Attentats meurtriers en Somalie : le pays en guerre civile depuis plus de quarante ans…
Par Samir Ghrabi - Ce pays, la Somalie, revient à l’actualité avec un attentat sanglant, commis le 28 décembre, le énième depuis 1978… Pour mieux comprendre ce qui se passe dans ce pays – qui est membre de la Ligue des Etats arabes et membre de l’Organisation de la coopération islamique (OCI) –, il faut revenir sur son passé récent.
Terre de violences tribales acharnées, terre sous influences, terre convoitée, la Somalie s’appelait à l’époque des Pharaons «pays de Dieu» (Pount Land). Ce vaste territoire forme la «Corne de l’Afrique» (voir la carte): délaissé par les Pharaons, il devient la convoitise des premiers Musulmans (conquérants), puis des Ethiopiens, des Français, des Italiens et des Britanniques…
Le sultanat musulman (qui en avait fait un comptoir des esclaves et des épices entre l’Afrique et l’Arabie d’en face) cède sous la force des trois puissances maritimes de l’époque. Les Français prennent alors une petite partie stratégique autour d’un port (appelée Djibouti), les Italiens une autre (Somalie italienne) et les Britanniques la troisième part (Somalie britannique). Les Ethiopiens restent gaga… (ils feront après la guerre de l’Ogaden qu’ils perdront).
Les étrangers exploitent le pays, et laissent les nombreuses tribus somaliennes à leur sort, comme main d’œuvre à temps partiel.
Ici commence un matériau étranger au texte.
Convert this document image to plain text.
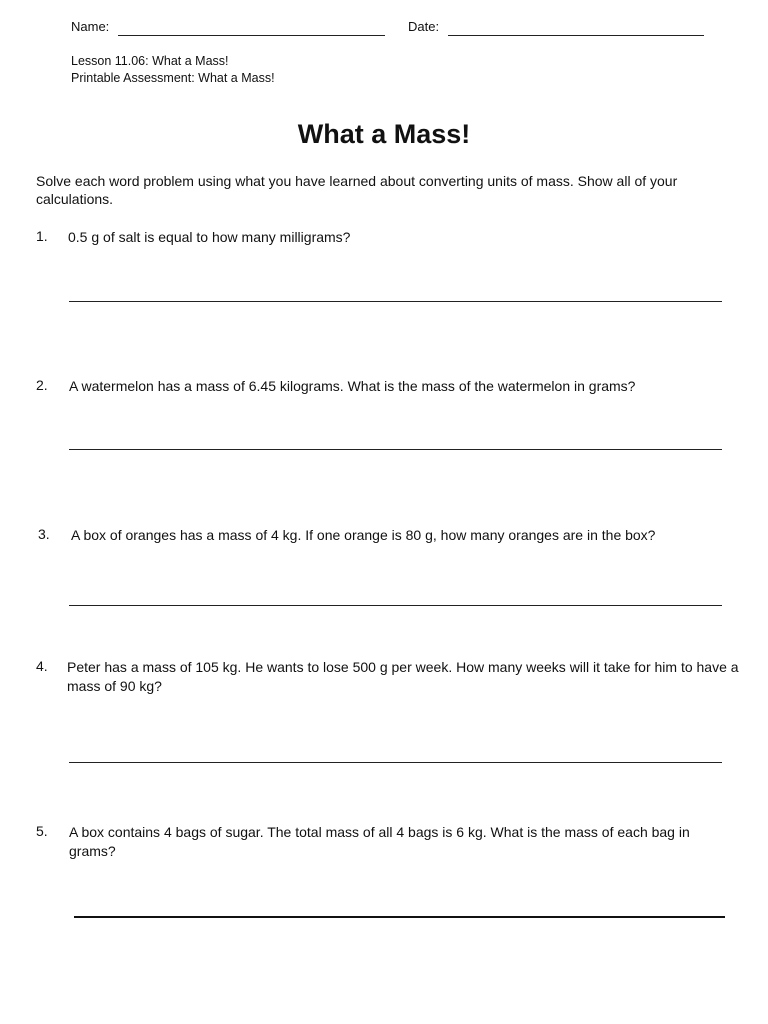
Name:	Date:
Lesson 11.06: What a Mass!
Printable Assessment: What a Mass!
What a Mass!
Solve each word problem using what you have learned about converting units of mass. Show all of your calculations.
1. 0.5 g of salt is equal to how many milligrams?
2. A watermelon has a mass of 6.45 kilograms. What is the mass of the watermelon in grams?
3. A box of oranges has a mass of 4 kg. If one orange is 80 g, how many oranges are in the box?
4. Peter has a mass of 105 kg. He wants to lose 500 g per week. How many weeks will it take for him to have a mass of 90 kg?
5. A box contains 4 bags of sugar. The total mass of all 4 bags is 6 kg. What is the mass of each bag in grams?
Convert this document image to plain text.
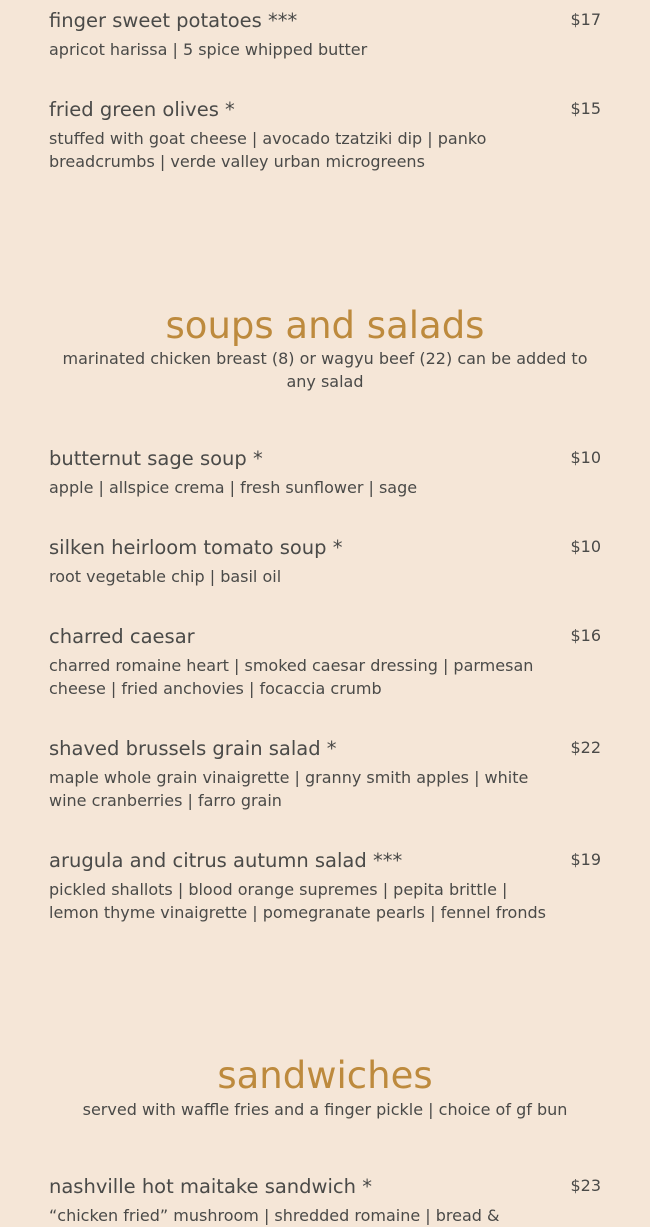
finger sweet potatoes ***	$17
apricot harissa | 5 spice whipped butter
fried green olives *	$15
stuffed with goat cheese | avocado tzatziki dip | panko breadcrumbs | verde valley urban microgreens
soups and salads
marinated chicken breast (8) or wagyu beef (22) can be added to any salad
butternut sage soup *	$10
apple | allspice crema | fresh sunflower | sage
silken heirloom tomato soup *	$10
root vegetable chip | basil oil
charred caesar	$16
charred romaine heart | smoked caesar dressing | parmesan cheese | fried anchovies | focaccia crumb
shaved brussels grain salad *	$22
maple whole grain vinaigrette | granny smith apples | white wine cranberries | farro grain
arugula and citrus autumn salad ***	$19
pickled shallots | blood orange supremes | pepita brittle | lemon thyme vinaigrette | pomegranate pearls | fennel fronds
sandwiches
served with waffle fries and a finger pickle | choice of gf bun
nashville hot maitake sandwich *	$23
“chicken fried” mushroom | shredded romaine | bread &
Le reste du temps, de l’après midi à l’aube, les Somaliens mâchent une herbe folle qui les rend insouciant: le «khat» (qat) qui a été introduit par les Arabes, en particulier les Yéménites. Cette plante tranquillisante, à ce jour consommée (mastiquée, jamais avalée, des heures et des heures) dans toute la Corne. Elle arrive du Yémen en toute légalité par petits avions à Djibouti, en Erythrée et en Ethiopie.
Les «Chabab», ex loubards convertis au «jihadisme», certains groupes se sont affiliés à Al-Qaïda et d’autres à Daesh – ont transformé ce qui leur reste de ce pays en arène de combat pour un «califat islamique en Somalie», notamment Harakat al-Chabab al-Moudjahidin (arabe: حركة الشباب المجاهدين,) et l'Union des tribunaux islamiques en arabe اتحاد المحاكم الإسلامية))…
La Somalie est le fruit de la fusion entre les deux territoires colonisés par l’Italie et le Royaume Uni. Les deux Etats devenus indépendants en 1960 ont fusionné. Pour le pire. Pas pour le bien. Les tribus se sont tellement chamaillées qu’un commandant – Mohamed Siad Barre – décide de prendre le pouvoir en assassinant le président de la République unie (21 octobre 1969), imitant en cela le colonel Kadhafi en Libye (1er septembre 1969). Les deux finiront mal, tout comme leur pays: le dictateur Siad Barre est contesté chez lui dès 1978 et doit s’enfuir après à une guerre civile (1978-1991), Kadhafi aura encore vingt ans devant lui (2011).
Depuis la chute de Siad Barre (il mourra en exil au Nigeria en 1995), la Somalie est devenue un Etat déliquescent. Malgré les efforts de l’Union africaine et de l’Onu, malgré les bombardements américains, les Chabab tiennent entre leurs mains le «mini pouvoir» qui gouverne sur la capitale Mogadiscio. Ils défient la communauté internationale. Mais, ils trouvent des soutiens diaboliques ici et ailleurs (pour leur fournir armes, munitions, véhicules, télécommunications…)
Le pays est aujourd’hui morcelé en trois : les tribus qui contrôlent le Somaliland (ex territoire britannique) ont autoproclamé leur indépendance en 1991, suivies par celles qui contrôlent une partie de l’ex-territoire italien, qui ont proclamé leur «autonomie» sur le Puntland, en1998. Voir carte.
Quand j’ai appris l’attentat meurtrier du 28 décembre, je n’étais pas évidemment surpris: une voiture piégée explose et fait 79 morts (1er bilan), parmi eux des étudiants en vacances. L’explosion a été «dévastatrice», selon la description d’un responsable policier de Mogadiscio. Il est le plus grave depuis octobre 2017 (un camion piégé avait tué plus de 500 personnes).
Comme le pays du dictateur Siad Barre, celui de Kadhafi risque de connaître le même sort, livré qu’il est au «jihadisme» meurtrier et aux interventions étrangères aventureuses et celle à venir, celle de la Turquie. Si la Somalie ne possède pas de richesses pétrolières mais seulement un «site» stratégique, la Libye, elle, possède les deux à la fois. Au grand dam de son peuple et de ses voisins!